Polyesterfilm ist dünner als
Acetatfilm. Dadurch kann man auf einer Filmspule mehr Filmmeter unterbringen.
Auf eine 240 Meter Spule passen 360 Meter Polyesterfilm.
Acetat kann man trocken (mit Klebeband)
oder mit Filmkleber
(Filmzement) kleben, Polyester kann man nur trocken kleben.
Polyesterfilme halten länger und
bekommen auch keinen Rotstich (rötliche Färbung des Bildes).

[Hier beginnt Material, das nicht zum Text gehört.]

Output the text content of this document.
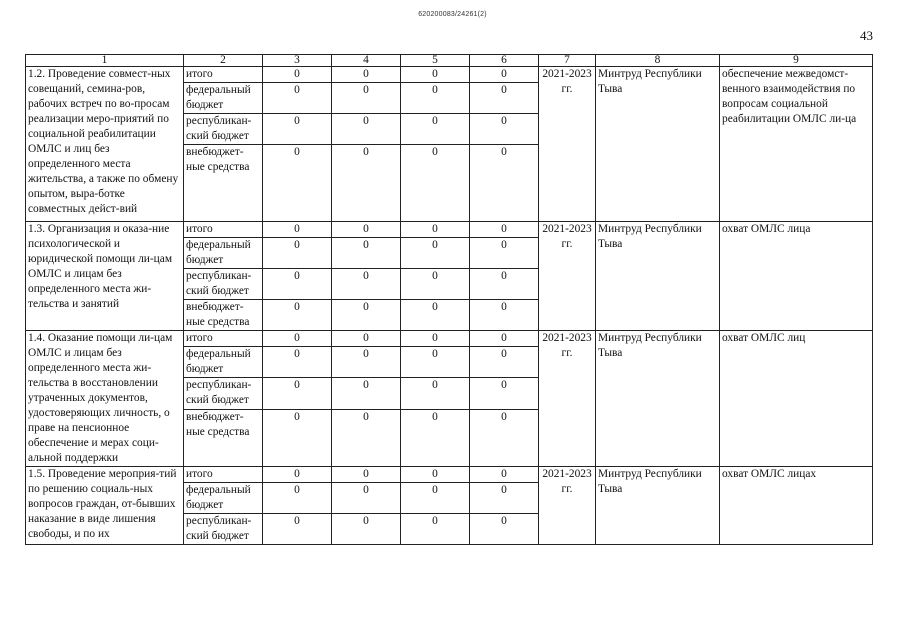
620200083/24261(2)
43
1	2	3	4	5	6	7	8	9
1.2. Проведение совмест-ных совещаний, семина-ров, рабочих встреч по во-просам реализации меро-приятий по социальной реабилитации ОМЛС и лиц без определенного места жительства, а также по обмену опытом, выра-ботке совместных дейст-вий	итого	0	0	0	0	2021-2023 гг.	Минтруд Республики Тыва	обеспечение межведомст-венного взаимодействия по вопросам социальной реабилитации ОМЛС ли-ца
	федеральный бюджет	0	0	0	0			
	республикан-ский бюджет	0	0	0	0			
	внебюджет-ные средства	0	0	0	0			
1.3. Организация и оказа-ние психологической и юридической помощи ли-цам ОМЛС и лицам без определенного места жи-тельства и занятий	итого	0	0	0	0	2021-2023 гг.	Минтруд Республики Тыва	охват ОМЛС лица
	федеральный бюджет	0	0	0	0			
	республикан-ский бюджет	0	0	0	0			
	внебюджет-ные средства	0	0	0	0			
1.4. Оказание помощи ли-цам ОМЛС и лицам без определенного места жи-тельства в восстановлении утраченных документов, удостоверяющих личность, о праве на пенсионное обеспечение и мерах соци-альной поддержки	итого	0	0	0	0	2021-2023 гг.	Минтруд Республики Тыва	охват ОМЛС лиц
	федеральный бюджет	0	0	0	0			
	республикан-ский бюджет	0	0	0	0			
	внебюджет-ные средства	0	0	0	0			
1.5. Проведение мероприя-тий по решению социаль-ных вопросов граждан, от-бывших наказание в виде лишения свободы, и по их	итого	0	0	0	0	2021-2023 гг.	Минтруд Республики Тыва	охват ОМЛС лицах
	федеральный бюджет	0	0	0	0			
	республикан-ский бюджет	0	0	0	0			
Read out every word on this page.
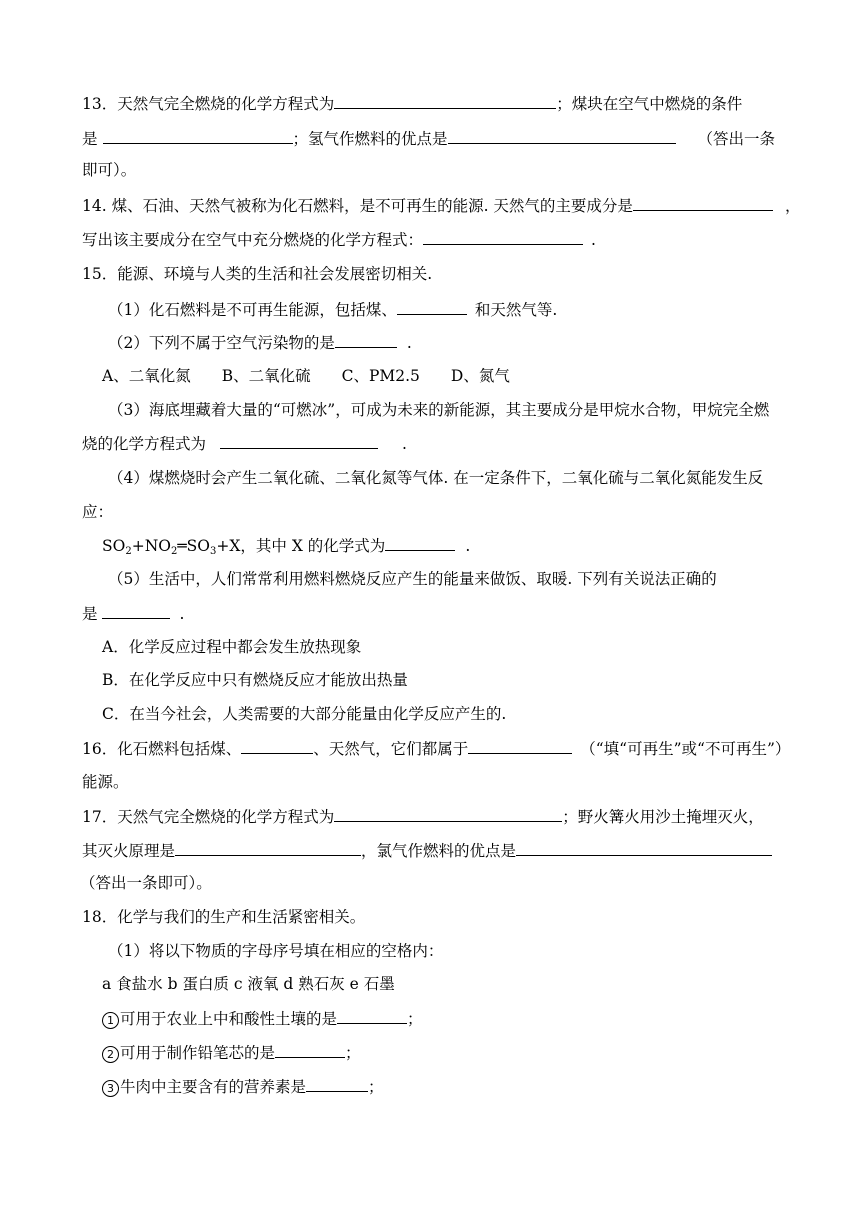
13．天然气完全燃烧的化学方程式为	；煤块在空气中燃烧的条件
是	；氢气作燃料的优点是	（答出一条
即可）。
14. 煤、石油、天然气被称为化石燃料，是不可再生的能源. 天然气的主要成分是	，
写出该主要成分在空气中充分燃烧的化学方程式：	.
15．能源、环境与人类的生活和社会发展密切相关.
（1）化石燃料是不可再生能源，包括煤、	和天然气等.
（2）下列不属于空气污染物的是	.
A、二氧化氮　　B、二氧化硫　　C、PM2.5　　D、氮气
（3）海底埋藏着大量的“可燃冰”，可成为未来的新能源，其主要成分是甲烷水合物，甲烷完全燃
烧的化学方程式为	.
（4）煤燃烧时会产生二氧化硫、二氧化氮等气体. 在一定条件下，二氧化硫与二氧化氮能发生反
应：
$SO_2+NO_2═SO_3+X$，其中 X 的化学式为	.
（5）生活中，人们常常利用燃料燃烧反应产生的能量来做饭、取暖. 下列有关说法正确的
是	.
A．化学反应过程中都会发生放热现象
B．在化学反应中只有燃烧反应才能放出热量
C．在当今社会，人类需要的大部分能量由化学反应产生的.
16．化石燃料包括煤、	、天然气，它们都属于	（“填“可再生”或“不可再生”）
能源。
17．天然气完全燃烧的化学方程式为	；野火篝火用沙土掩埋灭火，
其灭火原理是	，氯气作燃料的优点是
（答出一条即可）。
18．化学与我们的生产和生活紧密相关。
（1）将以下物质的字母序号填在相应的空格内：
a 食盐水 b 蛋白质 c 液氧 d 熟石灰 e 石墨
1 可用于农业上中和酸性土壤的是	；
2 可用于制作铅笔芯的是	；
3 牛肉中主要含有的营养素是	；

Polyester kann sich bei geringer
Luftfeuchtigkeit leicht statisch aufladen, das kann zu Problemen bei der
Abwicklung des Films von der Spule führen und auch ein Knistern in den
Lautsprechern verursachen.
Um zu erfahren, aus welchen Material ein
Film ist, kann man den Reißtest am Anfang oder
Ende der Kopie machen. Lässt sich der Film reißen, ist es Acetat.
Polyesterfilm wird man mit bloßen Fingern nicht zerreißen können.
Man kann die Filmspule seitlich, also
mit Blick auf die zahlreichen Wicklungen, gegen das Licht halten. Ist das Trägermaterial
transparent, ist es Polyester, ist es dunkel, Acetat.
Im allgemeinen hat sich aber Polyester
als das bessere Filmmaterial durchgesetzt.